The annual hunts are known as “grinds.” As part of “Operation GrindStop 2014,” a land-based campaign, Sea Shepherd USA will deploy drones and livestream video to hinder the slaughter. Other Sea Shepherd organizations will launch simultaneous water-based campaigns.
Why the drones? They are “primarily for surveillance and documentation,” Sea Shepherd founder Paul Watson said in an email. “They are inexpensive and easy to operate, and they can get us into places we could not otherwise get to.”
Combined with livestreaming video, drone technology “will allow us to cover the more than two dozen beaches in the Faeroes where whales may be killed,” Watson added. “The Faeroes present some logistical challenges, and we need to be able to deploy in such a way that all possible kill sites are monitored at all times.”
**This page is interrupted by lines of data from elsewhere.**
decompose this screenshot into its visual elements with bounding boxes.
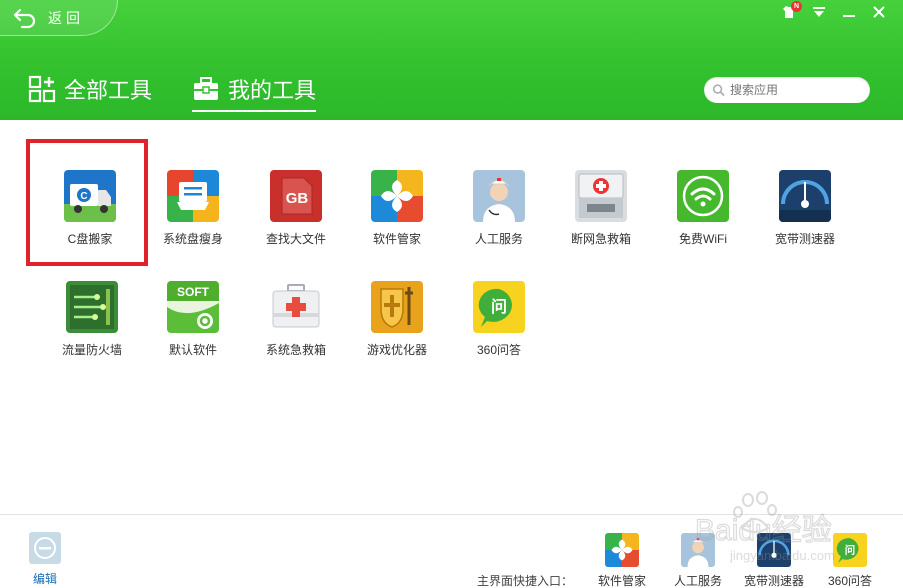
tool-label: 宽带测速器 xyxy=(774,232,835,246)
tool-system-disk-slim[interactable]: 系统盘瘦身 xyxy=(143,170,243,270)
quick-item-label: 软件管家 xyxy=(597,574,646,588)
tool-find-large-file[interactable]: GB 查找大文件 xyxy=(246,170,346,270)
quick-speed-test[interactable]: 宽带测速器 xyxy=(739,533,809,588)
quick-software-manager[interactable]: 软件管家 xyxy=(587,533,657,588)
svg-text:C: C xyxy=(80,191,87,202)
quick-manual-service[interactable]: 人工服务 xyxy=(663,533,733,588)
edit-label: 编辑 xyxy=(32,572,57,586)
free-wifi-icon xyxy=(677,170,729,222)
skin-new-badge: N xyxy=(791,1,802,12)
close-icon xyxy=(873,6,885,18)
tool-label: 断网急救箱 xyxy=(570,232,631,246)
speed-test-icon xyxy=(779,170,831,222)
minimize-icon xyxy=(843,15,855,17)
window-controls: N xyxy=(781,1,887,20)
tool-label: 系统盘瘦身 xyxy=(162,232,223,246)
tool-label: 软件管家 xyxy=(372,232,421,246)
tool-speed-test[interactable]: 宽带测速器 xyxy=(755,170,855,270)
tool-label: 默认软件 xyxy=(168,343,217,357)
tool-game-optimizer[interactable]: 游戏优化器 xyxy=(347,281,447,381)
tool-manual-service[interactable]: 人工服务 xyxy=(449,170,549,270)
quick-qa-360[interactable]: 问 360问答 xyxy=(815,533,885,588)
close-button[interactable] xyxy=(871,4,887,20)
system-firstaid-icon xyxy=(270,281,322,333)
tool-system-firstaid[interactable]: 系统急救箱 xyxy=(246,281,346,381)
back-label: 返回 xyxy=(48,9,84,26)
software-manager-icon xyxy=(371,170,423,222)
c-drive-move-icon: C xyxy=(64,170,116,222)
gb-text: GB xyxy=(286,190,309,207)
qa-360-icon: 问 xyxy=(473,281,525,333)
default-software-icon: SOFT xyxy=(167,281,219,333)
tool-label: 流量防火墙 xyxy=(61,343,122,357)
bottom-divider xyxy=(0,514,903,515)
game-optimizer-icon xyxy=(371,281,423,333)
qa-text: 问 xyxy=(491,297,507,316)
minimize-button[interactable] xyxy=(841,4,857,20)
tool-tabs: 全部工具 我的工具 xyxy=(28,72,317,112)
quick-entry-label: 主界面快捷入口： xyxy=(477,574,574,588)
edit-button[interactable]: 编辑 xyxy=(28,532,62,587)
quick-item-label: 宽带测速器 xyxy=(743,574,804,588)
tool-label: 免费WiFi xyxy=(679,232,727,246)
quick-item-label: 人工服务 xyxy=(673,574,722,588)
back-arrow-icon xyxy=(13,8,36,28)
search-icon xyxy=(712,84,725,97)
minus-circle-icon xyxy=(29,532,61,564)
tab-all-tools[interactable]: 全部工具 xyxy=(28,72,152,106)
tool-free-wifi[interactable]: 免费WiFi xyxy=(653,170,753,270)
tool-label: 系统急救箱 xyxy=(265,343,326,357)
tab-my-tools-label: 我的工具 xyxy=(228,78,317,103)
tool-qa-360[interactable]: 问 360问答 xyxy=(449,281,549,381)
speed-test-icon xyxy=(757,533,791,567)
network-firstaid-icon xyxy=(575,170,627,222)
skin-button[interactable]: N xyxy=(781,1,802,20)
grid-icon xyxy=(28,75,56,103)
tab-all-tools-label: 全部工具 xyxy=(64,78,153,103)
tool-label: 游戏优化器 xyxy=(366,343,427,357)
tool-default-software[interactable]: SOFT 默认软件 xyxy=(143,281,243,381)
tool-software-manager[interactable]: 软件管家 xyxy=(347,170,447,270)
search-box[interactable] xyxy=(704,77,870,103)
toolbox-icon xyxy=(194,77,219,100)
tool-label: 360问答 xyxy=(476,343,522,357)
tool-c-drive-move[interactable]: C C盘搬家 xyxy=(40,170,140,270)
qa-text: 问 xyxy=(845,543,855,556)
tool-label: 人工服务 xyxy=(474,232,523,246)
system-disk-slim-icon xyxy=(167,170,219,222)
header-bar: 返回 N 全部工具 我的工具 搜索应用 xyxy=(0,0,903,120)
manual-service-icon xyxy=(681,533,715,567)
back-button[interactable]: 返回 xyxy=(0,0,118,36)
quick-item-label: 360问答 xyxy=(827,574,873,588)
find-large-file-icon: GB xyxy=(270,170,322,222)
search-input[interactable] xyxy=(730,83,870,97)
traffic-firewall-icon xyxy=(66,281,118,333)
menu-button[interactable] xyxy=(811,4,827,20)
tool-traffic-firewall[interactable]: 流量防火墙 xyxy=(42,281,142,381)
tool-network-firstaid[interactable]: 断网急救箱 xyxy=(551,170,651,270)
menu-triangle-icon xyxy=(813,7,825,17)
software-manager-icon xyxy=(605,533,639,567)
tab-my-tools[interactable]: 我的工具 xyxy=(192,72,317,112)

Drones might also detect approaching whales, he said, which would “allow us to take our boats to deflect the pods away from the islands.” (The Faeroe Islands campaign is funded in part by the Skoll Foundation, part of the Jeff Skoll Group, which includes Participant Media, TakePart’s parent company.)
Sea Shepherd USA will place four teams of at least 15 activists each on the ground.
Residents of the windswept Faeroes, a self-governing archipelago of Denmark between Norway and Iceland, have been killing fin whales, pilot whales, Atlantic white-sided dolphins, and other small marine mammals for centuries. Though the slaughter has received a smattering of attention in the global media, the Faeroes hunt has been largely overshadowed by the dolphin drives in Taiji, which were chronicled in the Oscar-winning documentary The Cove.
As many as 1,000 endangered long-finned pilot whales, along with members of other species, are killed each year in the Faeroes during the “traditional” hunt, called grindadráp (“grind”) by islanders.
The hunt is even promoted as a tourist attraction. According to the Visit Faroe Islands website, one of the country’s main attractions is whaling.
“The pilot whale hunt in the Faroes is, by its very nature, a dramatic sight,” it states. “Entire schools of whales are killed on the shore and in the shallows of bays with knives which are used to sever the major blood supply to the brain.”
The method is “the most efficient and humane” means of killing “under the circumstances,” the website reassures potentially queasy tourists, “but it naturally results in a lot of blood in the water.”
This is not the first time that Sea Shepherd, which has been fighting against the Faeroes slaughter for more than 30 years, has used drones in a campaign, according to Jake Weber, Sea Shepherd drone specialist. But it is the first drone deployment in the Faeroes, he said in an email. “A great advantage they will provide is the ability to get [high-definition] footage and still photos very close to the grind without endangering our volunteers or their equipment.”